Maybe it's because we've had fast food a couple of times this week and fizzy drinks were on offer, maybe because I'm not sleeping well a sugary drink is appealing. I don't think its a huge deal. It's a period of adjustment I suppose. In the evening i just drink water which is fine. I'm not put out by having to give up drinking. I do see it as necessary not to have drink in the house.

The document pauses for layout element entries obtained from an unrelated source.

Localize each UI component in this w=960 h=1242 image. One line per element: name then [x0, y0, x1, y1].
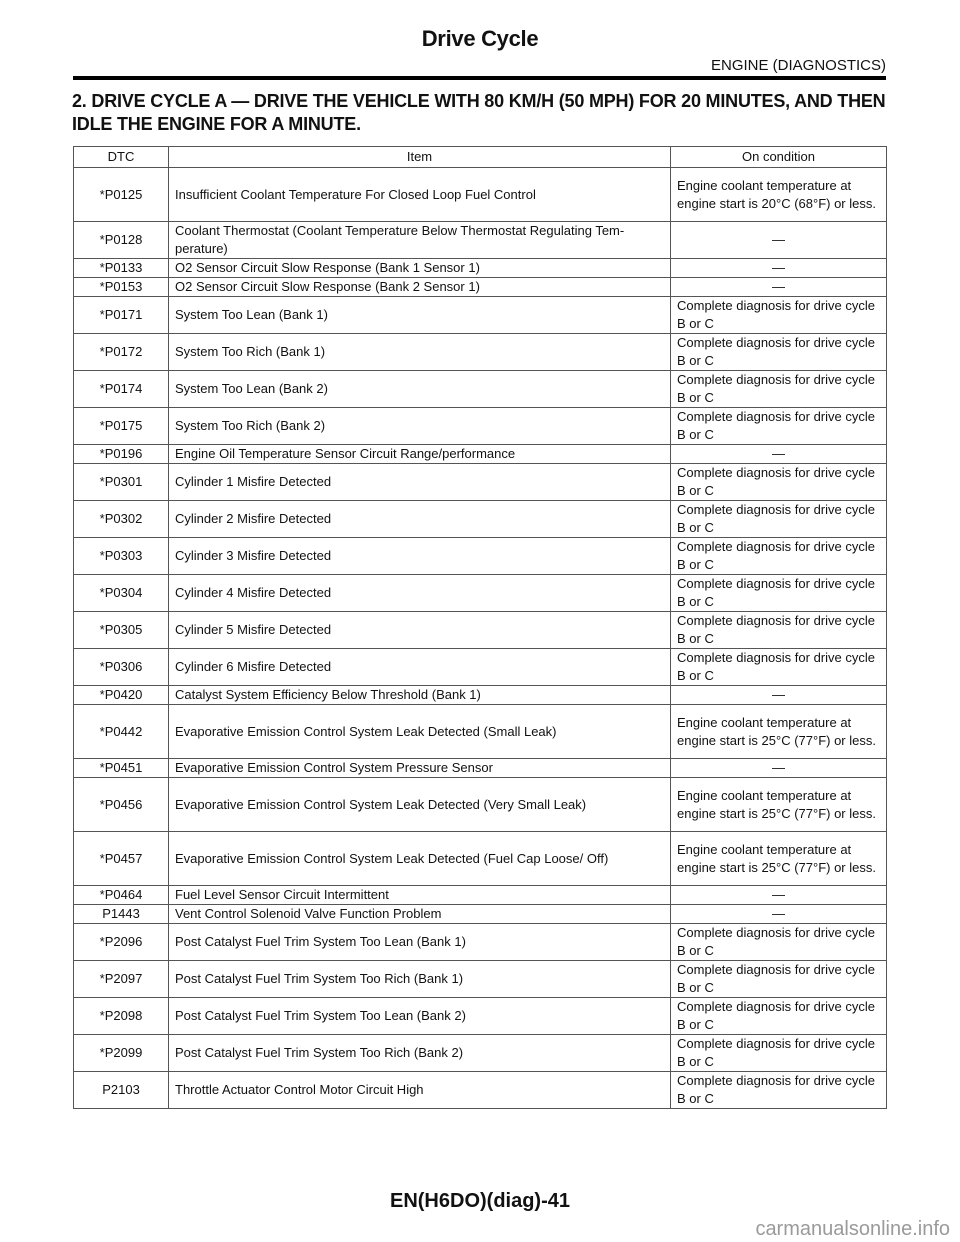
table-row — [74, 575, 887, 612]
table-row — [74, 686, 887, 705]
on-condition: Complete diagnosis for drive cycle B or C — [671, 1035, 887, 1072]
table-row — [74, 501, 887, 538]
dtc-code: *P2097 — [74, 961, 169, 998]
on-condition: Complete diagnosis for drive cycle B or C — [671, 371, 887, 408]
dtc-item: System Too Rich (Bank 2) — [169, 408, 671, 445]
on-condition: Complete diagnosis for drive cycle B or C — [671, 297, 887, 334]
table-row — [74, 371, 887, 408]
on-condition: Complete diagnosis for drive cycle B or C — [671, 612, 887, 649]
dtc-item: Cylinder 1 Misfire Detected — [169, 464, 671, 501]
on-condition: — — [671, 259, 887, 278]
dtc-code: *P0133 — [74, 259, 169, 278]
dtc-code: *P0303 — [74, 538, 169, 575]
table-row — [74, 705, 887, 759]
dtc-item: System Too Rich (Bank 1) — [169, 334, 671, 371]
dtc-item: Cylinder 5 Misfire Detected — [169, 612, 671, 649]
table-row — [74, 464, 887, 501]
dtc-code: *P2096 — [74, 924, 169, 961]
on-condition: Complete diagnosis for drive cycle B or C — [671, 538, 887, 575]
dtc-item: Cylinder 2 Misfire Detected — [169, 501, 671, 538]
dtc-code: *P0175 — [74, 408, 169, 445]
dtc-code: *P0196 — [74, 445, 169, 464]
on-condition: Engine coolant temperature at engine start is 25°C (77°F) or less. — [671, 832, 887, 886]
dtc-item: Cylinder 6 Misfire Detected — [169, 649, 671, 686]
dtc-code: P1443 — [74, 905, 169, 924]
dtc-code: *P0305 — [74, 612, 169, 649]
dtc-code: *P0306 — [74, 649, 169, 686]
on-condition: Complete diagnosis for drive cycle B or C — [671, 998, 887, 1035]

I'm not a martyr though, it will be a positive change for us both. It's not difficult as such because I wasn't drinking huge amounts. I'm happy to do it. But it's a change of lifestyle. I expect plenty of people decide to stop drinking before they hit rock bottom, eg to be healthier, save money etc. My main reason is to support DH but I think there will be benefits too.

DH is now on day 6 dry so I think he's doing really well and I'm encouraging him quietly but he doesn't want to talk about it much. We were having lunch yesterday and DD asked why he wasn't having a beer, he told DCS he isn't going to have any beers or any other alcohol any more because it made him feel unwell. Good sign I think.